Gesture Interface v3.0 is a comprehensive architectural overhaul that introduced event-driven state management, dependency injection, and a sequential startup pipeline. All mode handlers were refactored to use interface-driven composition through a ModeOrchestrator, and the entire codebase was reorganized under a unified namespace. This version represents the maturation from a functional application into a well-architected, maintainable, and extensible system.

vv3 Technical Breakdown

Event-Driven State Machine: AppFlowBehaviour implements IAppFlow and manages runtime mode transitions through an event-driven architecture. Mode change requests are queued during active transitions, preventing race conditions. TransitionScope tracks ownership of active transitions, and when a handler begins a transition, it acquires a scope that must be disposed before new transitions can proceed. SafeEvent wraps event invocation to catch and log exceptions from individual subscribers without breaking the event chain, preventing a single faulty handler from crashing the entire application. Events include ModeChanged, TransitionChanged, and InteractionOccurred.

Dependency Injection: The ServiceRegistry provides scene-scoped dependency injection. Services are registered using [AutoRegister] attributes on MonoBehaviours, which are discovered at scene load. Consumer scripts use [Inject] attributes on fields to receive resolved services. The registry validates that all required services are registered during the startup pipeline, failing fast with clear error messages if dependencies are missing. This replaced the previous pattern of direct GetComponent and singleton references throughout the codebase.

Sequential Startup Pipeline: StartupProcessProvider defines a 7-step ordered initialization sequence: (1) Validate Services: ensure all critical services are registered, (2) Validate Environment: check persistent storage paths, layer setup, and UI document availability, (3) Load Settings: async config initialization from AppConfigAsset ScriptableObject, (4) Check Server: HEAD request to content server for availability, (5) Process Content: load local content or trigger remote download based on server availability, (6) Kinect Init: initialize Kinect sensor with timeout fallback for environments without hardware, (7) Complete: transition to initial runtime mode.
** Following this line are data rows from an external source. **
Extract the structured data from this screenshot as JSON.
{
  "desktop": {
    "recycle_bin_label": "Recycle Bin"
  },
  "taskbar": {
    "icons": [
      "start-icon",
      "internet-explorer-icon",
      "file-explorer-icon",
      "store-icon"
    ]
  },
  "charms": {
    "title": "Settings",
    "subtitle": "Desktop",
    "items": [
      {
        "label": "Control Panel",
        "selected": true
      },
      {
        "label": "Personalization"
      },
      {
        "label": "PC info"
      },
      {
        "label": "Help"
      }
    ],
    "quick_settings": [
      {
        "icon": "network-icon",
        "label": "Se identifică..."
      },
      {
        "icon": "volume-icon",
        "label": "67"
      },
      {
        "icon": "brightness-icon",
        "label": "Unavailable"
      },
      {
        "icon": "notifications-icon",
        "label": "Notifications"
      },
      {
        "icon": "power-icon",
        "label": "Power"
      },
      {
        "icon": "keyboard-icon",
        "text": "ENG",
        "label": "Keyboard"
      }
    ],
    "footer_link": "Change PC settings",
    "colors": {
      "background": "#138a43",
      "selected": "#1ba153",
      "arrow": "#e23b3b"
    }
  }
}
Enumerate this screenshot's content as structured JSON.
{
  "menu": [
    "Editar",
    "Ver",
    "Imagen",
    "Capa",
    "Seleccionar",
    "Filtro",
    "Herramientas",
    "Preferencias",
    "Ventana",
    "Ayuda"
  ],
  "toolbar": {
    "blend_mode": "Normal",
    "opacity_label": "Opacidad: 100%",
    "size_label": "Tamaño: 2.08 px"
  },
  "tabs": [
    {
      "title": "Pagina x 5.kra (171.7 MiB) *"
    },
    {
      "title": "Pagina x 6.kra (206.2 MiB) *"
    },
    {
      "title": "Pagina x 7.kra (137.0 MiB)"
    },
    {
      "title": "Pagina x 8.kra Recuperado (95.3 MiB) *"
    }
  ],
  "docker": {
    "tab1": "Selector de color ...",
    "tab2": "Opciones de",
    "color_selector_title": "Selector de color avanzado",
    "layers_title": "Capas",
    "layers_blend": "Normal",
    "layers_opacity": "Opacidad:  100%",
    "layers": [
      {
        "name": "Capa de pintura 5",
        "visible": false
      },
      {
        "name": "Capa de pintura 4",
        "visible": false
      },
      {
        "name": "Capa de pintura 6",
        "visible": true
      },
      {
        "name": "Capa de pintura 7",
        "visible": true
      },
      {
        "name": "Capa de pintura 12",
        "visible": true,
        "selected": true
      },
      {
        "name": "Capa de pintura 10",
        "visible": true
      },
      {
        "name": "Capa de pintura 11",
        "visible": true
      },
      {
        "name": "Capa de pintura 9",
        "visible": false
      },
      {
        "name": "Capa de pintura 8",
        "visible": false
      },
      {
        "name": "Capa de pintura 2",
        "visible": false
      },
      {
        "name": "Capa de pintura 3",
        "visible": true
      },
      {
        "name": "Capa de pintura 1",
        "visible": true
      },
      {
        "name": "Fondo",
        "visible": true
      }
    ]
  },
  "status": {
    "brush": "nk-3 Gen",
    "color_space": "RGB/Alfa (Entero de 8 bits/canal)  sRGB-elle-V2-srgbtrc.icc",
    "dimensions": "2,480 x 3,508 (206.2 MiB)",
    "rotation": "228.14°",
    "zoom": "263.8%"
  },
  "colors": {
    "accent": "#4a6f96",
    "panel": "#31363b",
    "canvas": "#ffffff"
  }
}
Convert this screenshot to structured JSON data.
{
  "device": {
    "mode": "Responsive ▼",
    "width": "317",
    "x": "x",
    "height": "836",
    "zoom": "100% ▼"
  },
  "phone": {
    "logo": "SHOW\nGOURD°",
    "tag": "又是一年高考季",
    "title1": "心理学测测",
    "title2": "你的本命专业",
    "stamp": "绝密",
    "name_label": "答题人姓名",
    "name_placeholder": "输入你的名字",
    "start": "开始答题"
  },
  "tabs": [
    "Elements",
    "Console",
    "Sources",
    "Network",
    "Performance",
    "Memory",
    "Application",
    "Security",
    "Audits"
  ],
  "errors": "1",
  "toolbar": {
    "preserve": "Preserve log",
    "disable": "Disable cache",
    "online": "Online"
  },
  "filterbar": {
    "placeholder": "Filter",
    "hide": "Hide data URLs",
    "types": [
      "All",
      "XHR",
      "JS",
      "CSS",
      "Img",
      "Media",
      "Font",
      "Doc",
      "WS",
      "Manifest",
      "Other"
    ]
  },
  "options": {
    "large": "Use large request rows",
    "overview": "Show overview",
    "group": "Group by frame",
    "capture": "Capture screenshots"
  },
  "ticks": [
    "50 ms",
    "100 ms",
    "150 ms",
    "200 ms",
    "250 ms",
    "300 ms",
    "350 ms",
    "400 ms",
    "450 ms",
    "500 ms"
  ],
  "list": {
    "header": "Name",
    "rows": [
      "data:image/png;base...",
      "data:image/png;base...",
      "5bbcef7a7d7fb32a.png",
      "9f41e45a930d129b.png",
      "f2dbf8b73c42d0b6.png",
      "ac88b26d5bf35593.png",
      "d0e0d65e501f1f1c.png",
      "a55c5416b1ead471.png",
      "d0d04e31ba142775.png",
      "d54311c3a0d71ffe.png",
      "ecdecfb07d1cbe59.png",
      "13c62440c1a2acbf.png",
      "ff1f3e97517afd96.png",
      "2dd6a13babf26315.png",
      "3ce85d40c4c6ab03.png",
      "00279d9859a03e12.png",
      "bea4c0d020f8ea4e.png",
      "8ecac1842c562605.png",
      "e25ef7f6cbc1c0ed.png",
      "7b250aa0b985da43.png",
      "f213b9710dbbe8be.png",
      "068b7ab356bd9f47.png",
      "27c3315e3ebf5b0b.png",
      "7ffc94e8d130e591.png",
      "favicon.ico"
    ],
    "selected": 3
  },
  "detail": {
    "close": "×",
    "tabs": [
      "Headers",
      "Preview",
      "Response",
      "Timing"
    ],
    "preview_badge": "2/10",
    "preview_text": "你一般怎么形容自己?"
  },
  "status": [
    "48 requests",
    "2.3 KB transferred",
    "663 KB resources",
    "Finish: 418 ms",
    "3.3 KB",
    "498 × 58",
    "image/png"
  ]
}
Each step reports progress to the InitializationUIHandler.

Config Registry: AppConfigProvider loads configuration from AppConfigAsset ScriptableObjects, supporting runtime reload via ConfigReloaded events. The AppConfig structure provides typed access to server settings (URL, credentials), content paths, body rig configuration, and idle timing parameters. Thread-safe async initialization ensures config is available before dependent systems start.

Mode Orchestrator: ModeOrchestrator implements both IAppCommands (for requesting mode changes and marquee transitions) and IAppActivity (for reporting user interaction). This centralizes mode coordination: InputHandler calls IAppCommands.RequestMarquee(), GestureHandler subscribes to IGestureHandler events, and the orchestrator manages the lifecycle. This replaced the previous pattern where handlers directly referenced each other.

Threading: UnityMainThread provides thread-safe async/await support, ensuring callbacks from async operations return to Unity's main thread. CancellationToken integration enables clean shutdown of long-running operations during mode transitions or application exit.